Note: Today, the U.S. Consumer Financial Protection Bureau (CFPB) is announcing recommendations to address forced arbitration clauses in consumer financial contracts. The agency suggests eliminating class-action bans from contracts but proposes only to gather information about forced arbitration clauses that apply to individual consumers.
Today’s announcement puts consumers one step closer to holding corporations accountable for wrongdoing. But the Consumer Financial Protection Bureau missed an opportunity to more fully protect people from unscrupulous companies that block their customers from going to court.
Here’s what’s great about the announcement: The agency proposes to eliminate class-actions bans from consumer contracts. These clauses prevent wronged consumers – typically those who have been cheated out of small amounts of money – from banding together to take a corporation to court as a group. Often, this is the only means people have to recoup their losses. Class actions also prod companies to reform unsavory business practices.
Here’s what’s disappointing: The agency is not proposing to ban forced arbitration clauses – dangerous clauses buried in the fine print of contracts that take away our right to go to court if harmed by corporate bad actors.
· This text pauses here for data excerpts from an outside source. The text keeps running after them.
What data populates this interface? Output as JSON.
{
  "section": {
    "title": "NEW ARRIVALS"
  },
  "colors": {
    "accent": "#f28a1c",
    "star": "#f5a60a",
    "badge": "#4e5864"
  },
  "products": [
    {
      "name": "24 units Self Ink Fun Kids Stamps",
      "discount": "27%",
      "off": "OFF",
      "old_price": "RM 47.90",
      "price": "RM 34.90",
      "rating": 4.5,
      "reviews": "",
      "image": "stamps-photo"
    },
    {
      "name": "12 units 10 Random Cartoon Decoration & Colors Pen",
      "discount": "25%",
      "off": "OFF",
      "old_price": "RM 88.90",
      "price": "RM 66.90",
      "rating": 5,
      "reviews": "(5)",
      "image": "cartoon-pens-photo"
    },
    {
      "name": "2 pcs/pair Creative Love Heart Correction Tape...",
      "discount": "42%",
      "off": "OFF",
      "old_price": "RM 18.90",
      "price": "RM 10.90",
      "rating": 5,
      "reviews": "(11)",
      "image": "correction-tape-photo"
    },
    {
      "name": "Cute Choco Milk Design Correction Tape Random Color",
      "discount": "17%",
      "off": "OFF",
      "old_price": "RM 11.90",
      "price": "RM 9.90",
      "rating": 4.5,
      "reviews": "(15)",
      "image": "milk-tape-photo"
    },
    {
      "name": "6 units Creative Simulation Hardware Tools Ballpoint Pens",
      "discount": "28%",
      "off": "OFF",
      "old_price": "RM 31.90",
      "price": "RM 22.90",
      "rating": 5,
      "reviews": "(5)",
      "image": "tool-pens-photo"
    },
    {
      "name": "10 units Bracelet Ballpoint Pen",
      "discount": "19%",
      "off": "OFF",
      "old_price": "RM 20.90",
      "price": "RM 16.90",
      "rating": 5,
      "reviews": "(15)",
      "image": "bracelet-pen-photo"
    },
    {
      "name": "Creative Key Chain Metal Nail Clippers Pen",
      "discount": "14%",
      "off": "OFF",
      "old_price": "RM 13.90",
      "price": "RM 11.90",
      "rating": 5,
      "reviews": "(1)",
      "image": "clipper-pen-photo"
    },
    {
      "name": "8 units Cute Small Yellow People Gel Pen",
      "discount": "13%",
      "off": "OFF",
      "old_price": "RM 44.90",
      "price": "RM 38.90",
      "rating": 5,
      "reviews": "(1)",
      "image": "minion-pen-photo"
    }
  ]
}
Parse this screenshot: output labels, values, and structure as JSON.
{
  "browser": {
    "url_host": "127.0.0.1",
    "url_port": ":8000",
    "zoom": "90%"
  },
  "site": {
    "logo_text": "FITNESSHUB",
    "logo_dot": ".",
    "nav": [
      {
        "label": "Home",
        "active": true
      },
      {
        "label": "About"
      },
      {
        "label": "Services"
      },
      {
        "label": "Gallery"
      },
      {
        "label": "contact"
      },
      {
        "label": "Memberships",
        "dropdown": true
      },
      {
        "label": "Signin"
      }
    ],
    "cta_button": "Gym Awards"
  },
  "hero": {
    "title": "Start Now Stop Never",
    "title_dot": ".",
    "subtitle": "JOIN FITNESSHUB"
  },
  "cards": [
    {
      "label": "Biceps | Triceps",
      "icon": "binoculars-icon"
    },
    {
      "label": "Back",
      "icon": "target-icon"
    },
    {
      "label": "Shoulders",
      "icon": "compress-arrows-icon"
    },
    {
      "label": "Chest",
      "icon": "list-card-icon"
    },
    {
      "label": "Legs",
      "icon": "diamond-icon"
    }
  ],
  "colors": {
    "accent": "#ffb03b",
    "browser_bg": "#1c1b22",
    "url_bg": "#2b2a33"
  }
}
Consumers encounter these clauses when signing a contract of employment, buying a cell phone or receiving a loan for a new car—and the take-it-or-leave-it terms give them no choice but to sign away their rights. In an arbitration proceeding, there is no publicly accountable judge or jury, and there is no right to an appeal. The arbitrators do not have to follow the facts or the law, and there is no public review of decisions to ensure the arbitrators got it right.
Rather than eliminate these pernicious clauses, the agency proposes gathering information about them. But the CFPB has all the data it needs. For several years, it studied arbitration clauses and the harm they cause consumers. The agency found that tens of millions of consumers are restricted by arbitration clauses. It confirmed that the main impact of forced arbitration is to stop most injured consumers from getting any relief at all.
We urge the agency to look at the data it has and act now to protect consumers from forced arbitration.